ART | CRITIQUE

Claude Closky, Nouvelles Peintures

PAnne-Lou Vicente
@13 Août 2009

Nouvelles Peintures: sous ce titre aussi explicite que minimaliste, l’exposition de Claude Closky réunit un ensemble de monochromes évoquant des diagrammes. Hors de toutes données statistiques, l’artiste figure l’avènement de la forme et du signe.

Le titre de l’exposition que Claude Closky, lauréat du prix Marcel Duchamp en 2005, présente aujourd’hui à la galerie Laurent Godin paraît sans équivoque. Nouvelles Peintures: un titre qui n’en dit pas long. Un quasi non-titre, qui vise à l’essentiel.

Les œuvres confirment la pertinence du choix d’un tel titre qui écarte la subjectivité, l’interprétation ou l’émotion. Les Nouvelles Peintures de Claude Closky, précisément «sans titre», sont plus que de simples tableaux. Une série de neuf rectangles de couleur (rouge, bleus, noir, griis, bronze) et de hauteur variables, disposés verticalement, se répondent d’un mur à l’autre, sans pour autant se correspondre, s’associer, ne serait-ce que d’un point de vue chromatique. Monochromes, ils évoquent immédiatement les diagrammes utilisés en statistique.

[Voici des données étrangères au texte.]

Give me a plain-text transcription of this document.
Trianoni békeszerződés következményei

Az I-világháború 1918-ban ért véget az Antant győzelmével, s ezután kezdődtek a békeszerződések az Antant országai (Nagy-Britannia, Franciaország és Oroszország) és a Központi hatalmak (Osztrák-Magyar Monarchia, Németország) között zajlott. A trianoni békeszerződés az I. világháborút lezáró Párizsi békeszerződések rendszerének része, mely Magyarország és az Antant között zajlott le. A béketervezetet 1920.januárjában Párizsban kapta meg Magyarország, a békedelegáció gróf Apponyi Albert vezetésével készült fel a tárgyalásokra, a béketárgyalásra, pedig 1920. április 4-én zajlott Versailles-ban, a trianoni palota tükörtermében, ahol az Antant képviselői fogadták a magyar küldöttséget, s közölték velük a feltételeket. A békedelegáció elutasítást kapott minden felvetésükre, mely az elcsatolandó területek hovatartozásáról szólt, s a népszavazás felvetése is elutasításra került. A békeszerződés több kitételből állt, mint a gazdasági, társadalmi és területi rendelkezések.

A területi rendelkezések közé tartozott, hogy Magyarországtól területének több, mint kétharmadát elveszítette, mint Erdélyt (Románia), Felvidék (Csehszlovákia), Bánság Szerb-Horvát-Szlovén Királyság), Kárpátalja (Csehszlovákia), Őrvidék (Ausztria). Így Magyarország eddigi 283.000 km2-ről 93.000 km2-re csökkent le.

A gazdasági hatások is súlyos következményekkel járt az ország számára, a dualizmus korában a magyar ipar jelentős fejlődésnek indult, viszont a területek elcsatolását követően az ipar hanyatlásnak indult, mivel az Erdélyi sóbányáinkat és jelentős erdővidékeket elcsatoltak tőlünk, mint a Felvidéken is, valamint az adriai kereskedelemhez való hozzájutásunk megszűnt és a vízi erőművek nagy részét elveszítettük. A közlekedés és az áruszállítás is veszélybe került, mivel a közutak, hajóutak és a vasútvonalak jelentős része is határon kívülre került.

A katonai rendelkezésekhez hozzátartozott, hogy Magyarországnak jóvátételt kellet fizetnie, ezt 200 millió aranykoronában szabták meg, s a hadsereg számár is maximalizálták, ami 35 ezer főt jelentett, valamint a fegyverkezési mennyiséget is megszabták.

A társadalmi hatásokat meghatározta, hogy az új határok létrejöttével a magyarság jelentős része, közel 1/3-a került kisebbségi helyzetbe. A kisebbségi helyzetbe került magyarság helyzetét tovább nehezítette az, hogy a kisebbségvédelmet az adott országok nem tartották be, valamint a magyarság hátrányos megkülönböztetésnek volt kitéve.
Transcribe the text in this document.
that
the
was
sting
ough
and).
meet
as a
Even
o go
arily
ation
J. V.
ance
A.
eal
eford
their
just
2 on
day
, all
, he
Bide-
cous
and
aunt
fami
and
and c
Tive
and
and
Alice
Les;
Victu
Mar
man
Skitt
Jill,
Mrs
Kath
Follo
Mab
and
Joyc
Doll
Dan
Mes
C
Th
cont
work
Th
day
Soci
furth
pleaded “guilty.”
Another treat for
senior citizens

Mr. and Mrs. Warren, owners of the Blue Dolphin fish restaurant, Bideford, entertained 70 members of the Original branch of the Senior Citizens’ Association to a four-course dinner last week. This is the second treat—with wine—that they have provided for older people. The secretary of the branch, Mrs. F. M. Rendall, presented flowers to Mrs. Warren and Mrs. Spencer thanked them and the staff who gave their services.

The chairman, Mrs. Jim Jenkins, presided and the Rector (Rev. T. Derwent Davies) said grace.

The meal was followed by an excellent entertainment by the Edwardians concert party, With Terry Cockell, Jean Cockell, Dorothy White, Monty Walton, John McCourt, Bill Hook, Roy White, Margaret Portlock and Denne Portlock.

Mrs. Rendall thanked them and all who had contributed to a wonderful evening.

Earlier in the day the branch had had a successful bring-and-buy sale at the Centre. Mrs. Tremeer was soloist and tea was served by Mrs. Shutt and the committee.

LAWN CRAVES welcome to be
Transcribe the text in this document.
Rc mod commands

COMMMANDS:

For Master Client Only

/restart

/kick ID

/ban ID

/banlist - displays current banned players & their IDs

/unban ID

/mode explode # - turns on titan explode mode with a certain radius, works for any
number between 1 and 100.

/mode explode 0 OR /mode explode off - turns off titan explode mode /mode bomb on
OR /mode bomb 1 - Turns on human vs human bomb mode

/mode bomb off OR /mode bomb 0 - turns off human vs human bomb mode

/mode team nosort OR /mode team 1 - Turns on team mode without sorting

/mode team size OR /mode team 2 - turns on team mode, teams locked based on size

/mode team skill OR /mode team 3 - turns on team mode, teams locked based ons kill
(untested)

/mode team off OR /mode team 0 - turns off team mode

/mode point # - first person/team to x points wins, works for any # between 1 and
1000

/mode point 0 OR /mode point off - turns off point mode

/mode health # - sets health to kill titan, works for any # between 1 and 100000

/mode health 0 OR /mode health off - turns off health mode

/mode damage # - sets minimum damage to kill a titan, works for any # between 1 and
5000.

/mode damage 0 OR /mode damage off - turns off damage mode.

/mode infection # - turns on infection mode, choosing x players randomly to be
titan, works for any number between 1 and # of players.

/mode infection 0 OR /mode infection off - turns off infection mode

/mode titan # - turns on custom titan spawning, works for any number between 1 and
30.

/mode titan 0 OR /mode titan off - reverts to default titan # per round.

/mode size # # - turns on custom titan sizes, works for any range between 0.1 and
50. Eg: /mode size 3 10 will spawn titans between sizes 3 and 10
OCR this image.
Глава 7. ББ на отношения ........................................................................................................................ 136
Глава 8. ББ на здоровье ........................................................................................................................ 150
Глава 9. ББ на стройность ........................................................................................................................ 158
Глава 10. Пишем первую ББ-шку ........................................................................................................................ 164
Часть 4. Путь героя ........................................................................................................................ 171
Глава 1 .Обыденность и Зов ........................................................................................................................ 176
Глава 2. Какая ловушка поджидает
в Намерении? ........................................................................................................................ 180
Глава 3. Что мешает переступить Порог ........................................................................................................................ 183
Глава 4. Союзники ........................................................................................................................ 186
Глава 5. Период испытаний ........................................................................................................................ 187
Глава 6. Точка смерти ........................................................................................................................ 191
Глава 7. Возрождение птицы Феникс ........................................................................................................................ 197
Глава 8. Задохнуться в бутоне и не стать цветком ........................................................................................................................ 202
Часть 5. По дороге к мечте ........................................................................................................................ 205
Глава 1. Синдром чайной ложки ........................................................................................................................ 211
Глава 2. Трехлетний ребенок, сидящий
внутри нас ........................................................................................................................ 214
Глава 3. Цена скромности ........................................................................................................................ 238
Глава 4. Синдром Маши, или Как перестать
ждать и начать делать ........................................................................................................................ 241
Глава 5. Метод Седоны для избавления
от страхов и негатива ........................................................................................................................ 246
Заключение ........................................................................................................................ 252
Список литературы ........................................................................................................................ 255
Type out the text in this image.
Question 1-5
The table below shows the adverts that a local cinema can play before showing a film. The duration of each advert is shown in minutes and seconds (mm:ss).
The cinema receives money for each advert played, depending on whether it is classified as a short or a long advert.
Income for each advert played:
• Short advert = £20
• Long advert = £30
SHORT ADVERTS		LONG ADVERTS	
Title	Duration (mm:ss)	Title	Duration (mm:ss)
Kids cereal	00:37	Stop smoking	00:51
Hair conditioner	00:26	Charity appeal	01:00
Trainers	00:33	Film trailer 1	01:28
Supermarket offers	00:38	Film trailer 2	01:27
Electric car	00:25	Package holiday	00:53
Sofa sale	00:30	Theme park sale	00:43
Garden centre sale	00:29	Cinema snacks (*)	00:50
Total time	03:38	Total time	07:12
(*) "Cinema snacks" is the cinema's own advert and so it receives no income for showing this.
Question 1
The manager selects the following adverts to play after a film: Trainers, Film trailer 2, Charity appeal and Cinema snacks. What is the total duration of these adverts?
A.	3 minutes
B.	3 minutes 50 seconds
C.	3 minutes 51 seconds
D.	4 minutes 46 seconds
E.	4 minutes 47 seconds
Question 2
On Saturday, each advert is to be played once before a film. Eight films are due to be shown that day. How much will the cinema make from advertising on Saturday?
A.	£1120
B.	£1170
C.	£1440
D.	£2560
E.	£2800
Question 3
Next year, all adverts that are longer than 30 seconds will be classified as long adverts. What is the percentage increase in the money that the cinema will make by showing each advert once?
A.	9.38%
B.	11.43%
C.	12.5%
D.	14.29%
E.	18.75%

Face au visiteur se dressent majestueusement les faux documents, dominants, grands et lourds. En évacuant les chiffres, dates, abscisses et ordonnées habituellement associés à ces graphiques, Claude Closky en évide le sens et la fonction au profit de la forme.
Ainsi neutralisés, ces graphiques factices, à défaut de faire sens, font signe. Ils déploient toute leur froideur injustifiée, car dé-chiffrée. Toute leur vanité minimaliste, leur vacuité emplie de couleur, leur plane superficialité. A y regarder de plus près, la surface se révèle n’être pas totalement lisse. L’artiste aura délibérément laissé sa trace à travers celle de son pinceau…

Sans remonter à ses débuts au sein des Frères Ripoulin dans les années 80 (aux côtés de Pierre Huyghe et Jean Faucheur notamment), Claude Closky a réalisé deux séries de peintures en 2003 et 2005, dont un ensemble de tondos exposés à la galerie Edward Mitterrand à Genève en 2005. Ces «roues de la fortune» adoptaient la forme circulaire des «camemberts» utilisés en statistique. Également décrochées de leurs balises, ces formes égarées, tantôt bicolores tantôt multicolores — une part = une couleur —, arbitrairement sectionnées et colorées s’offraient en tant que formes, en tant que signes, et faisaient œuvres.

En reprenant ces formes fidèles aux statistiques peuplant journaux, magazines et écrans divers, en les évidant de leur sens et en les séparant ainsi de leur légitimité première, Claude Closky reprend le message que véhiculent la plupart de ses œuvres. Des médias qui nous entourent et nous emplissent, il extrait la forme ou l’image pour en faire le signe, le paradigme, susceptible de générer un nouveau sens, une émotion esthétique, par-delà les vérités scientifiques. Opérant un changement d’échelle et de support, il dresse devant nous les signes d’une société drainée de chiffres qui aurait perdu ses repères.

Claude Closky
— Untitled (Blue 300), 2006. Acrylique sur toile. 300 x 225 cm (200 x 100 et 300 x 100). Pièce unique.
— Untitled (Grey and Black 400), 2006. Acrylique sur toile. 400 x 225 cm (250 x 100 et 400 x 100). Pièce unique.